Shula also obtained Tight End Marv Fleming from Green Bay, and drafted another big young feller who'll give Fleming a tussle for the spot: Jim Mandich of Michigan. Indeed, four rookies have made the club. Cornerback Tim Foley of Purdue and Safety Jake Scott of Georgia are practically sure starters barring injury. Scott, who played in Canada, is one of those hard-chargers whom coaches love to describe as "too dumb to choke."
Two rookie linebackers will flank All-Pro Buoniconti, Mike Kolen of Auburn and Doug Swift of Amherst—of Amherst? Swift—6'3", 230—is a free agent, something of an intellectual and a complete surprise. When asked during a hazing session to sing his school's fight song, the blond, bespectacled Swift was unable to comply. "To my knowledge," he said, " Amherst doesn't have one. We didn't exert ourselves overly, and only practiced two or three times a week."
Overall, Shula's employees have applied themselves so smartly to his new system that the team is bound to improve, and could win as many as eight games. The Dolphins should finish no worse than third in the five-team division and, with a bit of racing luck, could go even higher. If so, Offensive Line Coach Monte Clark's concept of positive feedback—"victories in terms of labor expended"—will have worked.
If dollars spent on acquiring new talent were any gauge of greatness, the Buffalo Bills should be at the pinnacle of pro football. Last year it was O. J. Simpson, this year Dennis Shaw, the San Diego State quarterback who emulated O.J. in his long-drawn-out signing negotiations (he outlasted Simpson, showing up at camp a day later than his fellow Californian did last year). O.J. is starting to pay off. So is Shaw, who showed he could move the club in an exhibition game with Atlanta, and may be the one to take over Jack Kemp's old starting berth, which he relinquished to run for Congress. Shaw has already beaten out Jim Harris, the black quarterback who was a flop in the preseason and was put on waivers. Shaw's remaining rivals are the well-battered Dan Darragh and Jim Ward, whom the Bills claimed from Baltimore.

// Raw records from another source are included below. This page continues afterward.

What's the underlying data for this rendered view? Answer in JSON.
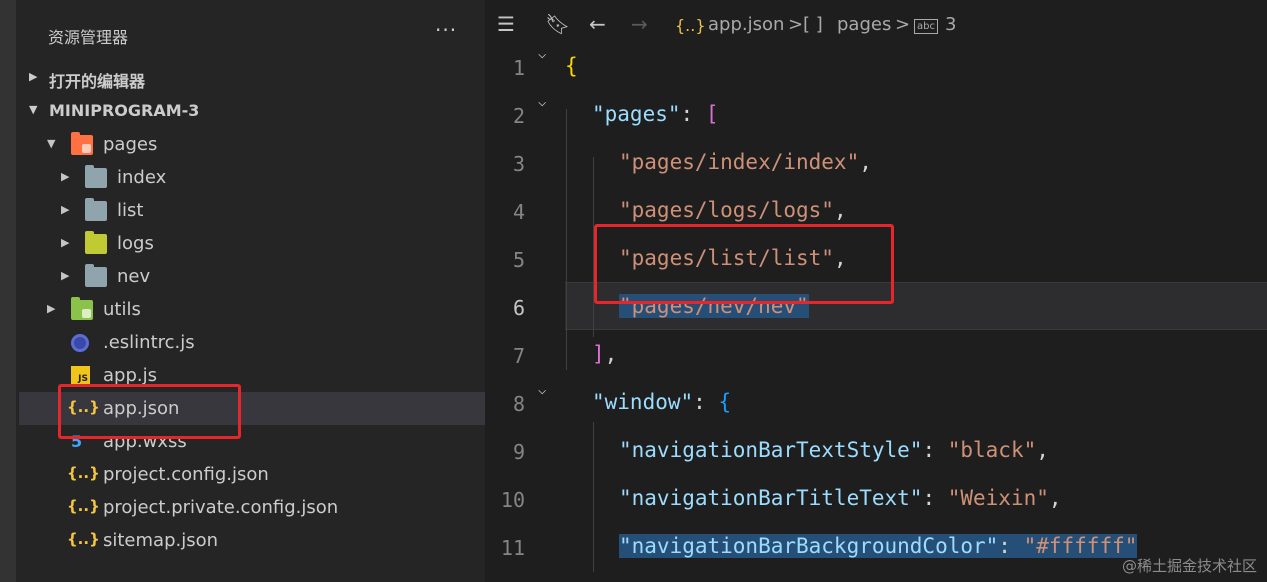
{
  "explorer": {
    "title": "资源管理器",
    "more": "···",
    "sections": {
      "open_editors": "打开的编辑器",
      "project": "MINIPROGRAM-3"
    },
    "tree": [
      {
        "name": "pages",
        "depth": 1,
        "kind": "folder-orange",
        "expanded": true
      },
      {
        "name": "index",
        "depth": 2,
        "kind": "folder-gray",
        "expanded": false
      },
      {
        "name": "list",
        "depth": 2,
        "kind": "folder-gray",
        "expanded": false
      },
      {
        "name": "logs",
        "depth": 2,
        "kind": "folder-green",
        "expanded": false
      },
      {
        "name": "nev",
        "depth": 2,
        "kind": "folder-gray",
        "expanded": false
      },
      {
        "name": "utils",
        "depth": 1,
        "kind": "folder-green",
        "expanded": false
      },
      {
        "name": ".eslintrc.js",
        "depth": 1,
        "kind": "eslint"
      },
      {
        "name": "app.js",
        "depth": 1,
        "kind": "js"
      },
      {
        "name": "app.json",
        "depth": 1,
        "kind": "json",
        "selected": true
      },
      {
        "name": "app.wxss",
        "depth": 1,
        "kind": "css"
      },
      {
        "name": "project.config.json",
        "depth": 1,
        "kind": "json"
      },
      {
        "name": "project.private.config.json",
        "depth": 1,
        "kind": "json"
      },
      {
        "name": "sitemap.json",
        "depth": 1,
        "kind": "json"
      }
    ]
  },
  "breadcrumb": {
    "file_icon": "{..}",
    "file": "app.json",
    "sep": ">",
    "array_icon": "[ ]",
    "key": "pages",
    "value_icon": "abc",
    "index": "3"
  },
  "editor": {
    "current_line": 6,
    "lines": [
      {
        "n": "1",
        "fold": true,
        "tokens": [
          [
            "b1",
            "{"
          ]
        ]
      },
      {
        "n": "2",
        "fold": true,
        "tokens": [
          [
            "k",
            "\"pages\""
          ],
          [
            "p",
            ": "
          ],
          [
            "b2",
            "["
          ]
        ]
      },
      {
        "n": "3",
        "tokens": [
          [
            "s",
            "\"pages/index/index\""
          ],
          [
            "p",
            ","
          ]
        ]
      },
      {
        "n": "4",
        "tokens": [
          [
            "s",
            "\"pages/logs/logs\""
          ],
          [
            "p",
            ","
          ]
        ]
      },
      {
        "n": "5",
        "tokens": [
          [
            "s",
            "\"pages/list/list\""
          ],
          [
            "p",
            ","
          ]
        ]
      },
      {
        "n": "6",
        "tokens": [
          [
            "s",
            "\"pages/nev/nev\""
          ]
        ]
      },
      {
        "n": "7",
        "tokens": [
          [
            "b2",
            "]"
          ],
          [
            "p",
            ","
          ]
        ]
      },
      {
        "n": "8",
        "fold": true,
        "tokens": [
          [
            "k",
            "\"window\""
          ],
          [
            "p",
            ": "
          ],
          [
            "b3",
            "{"
          ]
        ]
      },
      {
        "n": "9",
        "tokens": [
          [
            "k",
            "\"navigationBarTextStyle\""
          ],
          [
            "p",
            ": "
          ],
          [
            "s",
            "\"black\""
          ],
          [
            "p",
            ","
          ]
        ]
      },
      {
        "n": "10",
        "tokens": [
          [
            "k",
            "\"navigationBarTitleText\""
          ],
          [
            "p",
            ": "
          ],
          [
            "s",
            "\"Weixin\""
          ],
          [
            "p",
            ","
          ]
        ]
      },
      {
        "n": "11",
        "tokens": [
          [
            "k",
            "\"navigationBarBackgroundColor\""
          ],
          [
            "p",
            ": "
          ],
          [
            "s",
            "\"#ffffff\""
          ]
        ]
      }
    ]
  },
  "watermark": "@稀土掘金技术社区",
  "colors": {
    "annotation_red": "#e5262b",
    "string": "#ce9178",
    "key": "#9cdcfe"
  }
}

Coach John Rauch is looking to youth in his defense, too—and, accordingly, has come up with a decidedly collegiate wrinkle: using Al Cowlings as a rover. Booker Edgerson, 31, a mainstay at corner, was traded and replaced by Robert James, 23; Middle Linebacker Edgar Chandler, 24, beat out Harry Jacobs, 33, who was waived; and Pete Richardson, 23, supplanted the waived George Saimes, 29, at free safety.

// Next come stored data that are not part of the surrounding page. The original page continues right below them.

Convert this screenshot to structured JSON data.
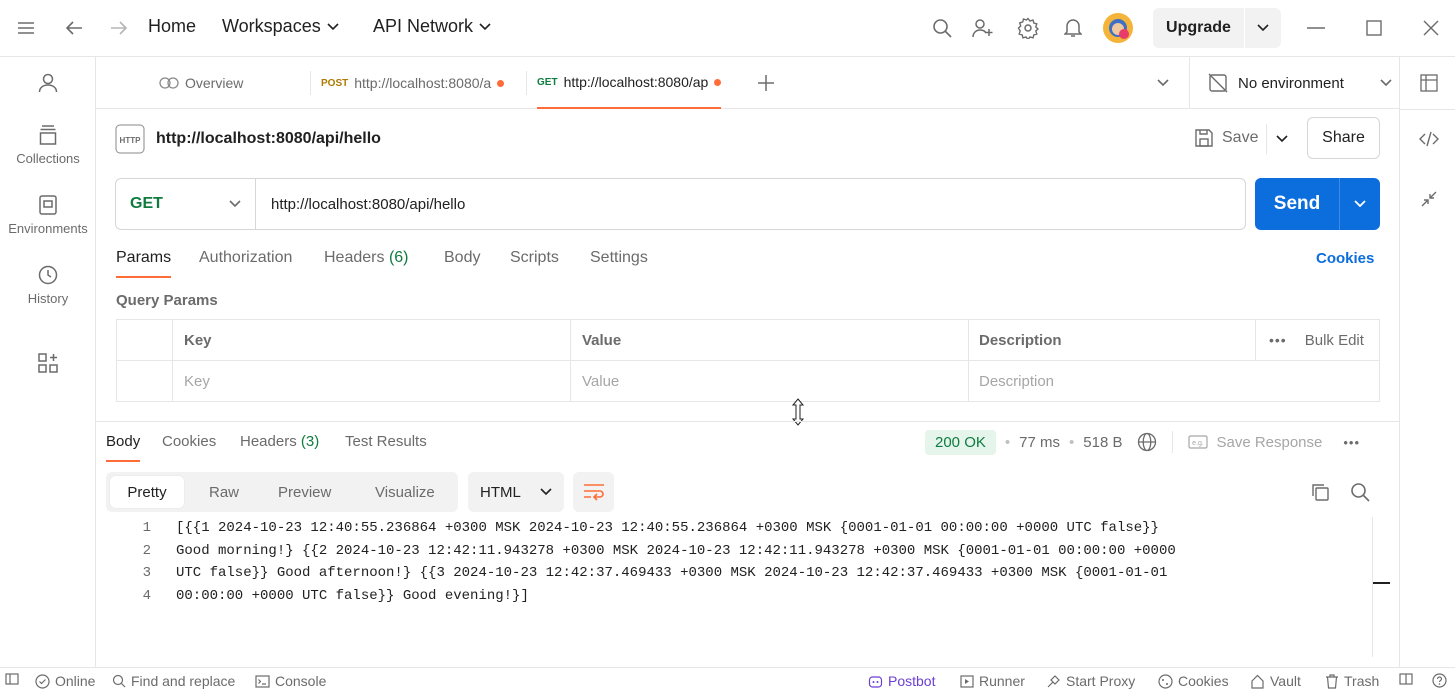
{
  "topbar": {
    "home": "Home",
    "workspaces": "Workspaces",
    "api_network": "API Network",
    "upgrade": "Upgrade"
  },
  "tabs": {
    "overview": "Overview",
    "tab1_method": "POST",
    "tab1_url": "http://localhost:8080/a",
    "tab2_method": "GET",
    "tab2_url": "http://localhost:8080/ap"
  },
  "environment": "No environment",
  "sidebar": {
    "collections": "Collections",
    "environments": "Environments",
    "history": "History"
  },
  "request": {
    "title": "http://localhost:8080/api/hello",
    "save": "Save",
    "share": "Share",
    "method": "GET",
    "url": "http://localhost:8080/api/hello",
    "send": "Send",
    "tabs": {
      "params": "Params",
      "authorization": "Authorization",
      "headers": "Headers",
      "headers_count": "(6)",
      "body": "Body",
      "scripts": "Scripts",
      "settings": "Settings",
      "cookies": "Cookies"
    },
    "query_params": "Query Params",
    "table": {
      "key_header": "Key",
      "value_header": "Value",
      "description_header": "Description",
      "bulk_edit": "Bulk Edit",
      "key_placeholder": "Key",
      "value_placeholder": "Value",
      "description_placeholder": "Description"
    }
  },
  "response": {
    "tabs": {
      "body": "Body",
      "cookies": "Cookies",
      "headers": "Headers",
      "headers_count": "(3)",
      "test_results": "Test Results"
    },
    "status": "200 OK",
    "time": "77 ms",
    "size": "518 B",
    "save_response": "Save Response",
    "views": {
      "pretty": "Pretty",
      "raw": "Raw",
      "preview": "Preview",
      "visualize": "Visualize"
    },
    "format": "HTML",
    "lines": [
      {
        "n": "1",
        "text": "[{{1 2024-10-23 12:40:55.236864 +0300 MSK 2024-10-23 12:40:55.236864 +0300 MSK {0001-01-01 00:00:00 +0000 UTC false}}"
      },
      {
        "n": "2",
        "text": "Good morning!} {{2 2024-10-23 12:42:11.943278 +0300 MSK 2024-10-23 12:42:11.943278 +0300 MSK {0001-01-01 00:00:00 +0000"
      },
      {
        "n": "3",
        "text": "UTC false}} Good afternoon!} {{3 2024-10-23 12:42:37.469433 +0300 MSK 2024-10-23 12:42:37.469433 +0300 MSK {0001-01-01"
      },
      {
        "n": "4",
        "text": "00:00:00 +0000 UTC false}} Good evening!}]"
      }
    ]
  },
  "statusbar": {
    "online": "Online",
    "find_replace": "Find and replace",
    "console": "Console",
    "postbot": "Postbot",
    "runner": "Runner",
    "start_proxy": "Start Proxy",
    "cookies": "Cookies",
    "vault": "Vault",
    "trash": "Trash"
  },
  "colors": {
    "accent": "#ff6c37",
    "send_blue": "#0c6ddc",
    "get_green": "#0f7b3f",
    "post_yellow": "#ad7a03",
    "status_ok_bg": "#e5f5ec",
    "postbot_purple": "#6b3fd2"
  }
}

One offensive monument, Center Al Bemiller, who had played in 174 games, was toppled and cut, but Paul Maguire, who holds the AFL career record for punts (712) and set an unenviable record of 100 punts last year, endures.
Last and Least
If the Shavian touch materializes, the Bills could avoid the cellar this year. The Boston Patriots probably won't. Under Coach Clive Rush, Running Backs Jim Nance and Carl Garrett were the whole show last year and appear to be about it this season, too. Wide Receiver Ron Sellers needs a sharper quarterback than Mike Taliaferro to become a threat.